We determined a new index to evaluate EM and guide clinical practice. ADTE use allows more direct observation of the relationship between various E2 decrease times and the risk of miscarriage, providing important information on pregnancy outcomes for patients and clinicians. It was also the first time that EM was predicted in patients with a history of miscarriage. Notably, the major strength of this study was the large sample size, including more than 463 pregnancies, ensuring that different pregnancy outcomes were adequately analyzed. However, there were several limitations to our study. First, the population of this study was limited to women with a history of miscarriage, so extrapolative validation tests for normal women were necessary. Second, due to diagnostic difficulties, missing or uncollected data, and diseases that may cause decreased E2 (e.g. luteal insufficiency, ovarian dysfunction, etc.) were neither considered nor adjusted for in the analysis. Furthermore, we did not exclude the patients with vitamin D deficiency.

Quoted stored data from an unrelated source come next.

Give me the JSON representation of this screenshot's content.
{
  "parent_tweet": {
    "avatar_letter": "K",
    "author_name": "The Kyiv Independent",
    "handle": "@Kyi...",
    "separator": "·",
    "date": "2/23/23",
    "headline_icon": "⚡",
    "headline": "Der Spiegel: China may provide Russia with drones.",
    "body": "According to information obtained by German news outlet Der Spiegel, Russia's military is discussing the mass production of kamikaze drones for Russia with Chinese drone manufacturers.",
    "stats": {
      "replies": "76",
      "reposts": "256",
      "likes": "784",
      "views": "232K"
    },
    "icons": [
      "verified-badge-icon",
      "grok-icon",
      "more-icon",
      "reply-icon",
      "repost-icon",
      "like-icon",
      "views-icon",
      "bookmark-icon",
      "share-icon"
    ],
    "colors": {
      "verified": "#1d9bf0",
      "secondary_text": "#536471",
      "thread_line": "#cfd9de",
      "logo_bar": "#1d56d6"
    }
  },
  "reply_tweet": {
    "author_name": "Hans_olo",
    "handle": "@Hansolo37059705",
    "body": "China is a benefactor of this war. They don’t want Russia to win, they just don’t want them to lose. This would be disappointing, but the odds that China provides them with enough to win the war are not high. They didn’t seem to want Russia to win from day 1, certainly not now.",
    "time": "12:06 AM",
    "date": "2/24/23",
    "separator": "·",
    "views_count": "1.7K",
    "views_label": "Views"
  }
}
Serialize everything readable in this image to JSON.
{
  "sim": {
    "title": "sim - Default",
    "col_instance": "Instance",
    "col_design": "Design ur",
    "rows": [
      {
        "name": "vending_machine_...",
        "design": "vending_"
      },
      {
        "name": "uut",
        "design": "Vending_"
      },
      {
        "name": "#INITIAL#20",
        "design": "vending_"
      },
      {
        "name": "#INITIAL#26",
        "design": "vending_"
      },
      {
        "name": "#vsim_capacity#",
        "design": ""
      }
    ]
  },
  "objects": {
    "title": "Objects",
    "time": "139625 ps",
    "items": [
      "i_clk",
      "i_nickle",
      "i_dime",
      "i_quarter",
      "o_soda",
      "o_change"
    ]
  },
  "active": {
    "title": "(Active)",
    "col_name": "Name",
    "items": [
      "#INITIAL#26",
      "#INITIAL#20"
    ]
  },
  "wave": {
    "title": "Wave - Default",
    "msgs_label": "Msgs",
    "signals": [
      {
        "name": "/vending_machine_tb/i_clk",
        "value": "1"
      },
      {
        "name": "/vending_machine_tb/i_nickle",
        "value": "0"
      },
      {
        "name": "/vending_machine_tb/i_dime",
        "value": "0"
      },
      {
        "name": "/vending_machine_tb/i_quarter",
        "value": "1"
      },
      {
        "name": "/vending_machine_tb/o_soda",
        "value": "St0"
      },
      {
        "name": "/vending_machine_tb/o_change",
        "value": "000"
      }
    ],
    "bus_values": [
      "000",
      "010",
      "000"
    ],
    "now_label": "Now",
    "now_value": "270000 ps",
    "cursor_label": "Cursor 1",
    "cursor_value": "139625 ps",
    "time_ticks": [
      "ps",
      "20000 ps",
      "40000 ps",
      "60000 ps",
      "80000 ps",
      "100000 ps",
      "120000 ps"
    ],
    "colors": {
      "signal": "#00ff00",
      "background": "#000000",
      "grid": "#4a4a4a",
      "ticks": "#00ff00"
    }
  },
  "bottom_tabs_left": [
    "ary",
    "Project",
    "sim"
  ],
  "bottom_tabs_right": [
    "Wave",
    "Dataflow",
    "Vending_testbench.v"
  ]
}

A meta-analysis showed that vitamin D deficiency and insufficiency are associated with miscarriage [27]. And several studies indicated that vitamin D is associated with E2 level [28, 29]. Further well-designed studies are needed to validate our findings. Finally, we did not study the decreased magnitude of E2 levels, some decreases may be a chance, which impacts our study results.

Conclusion

This study is the first to focus on the relationship between times of E2 decrease and the risk of EM in women with a history of miscarriage. Results suggested ADTE was negatively associated with EM in women with previous miscarriages with a threshold effect. Although our findings suggest that ADTE has the potential as a predictor, caution is necessary due to study limitations. Further prospective research is imperative to validate and refine these preliminary observations for improved clinical relevance.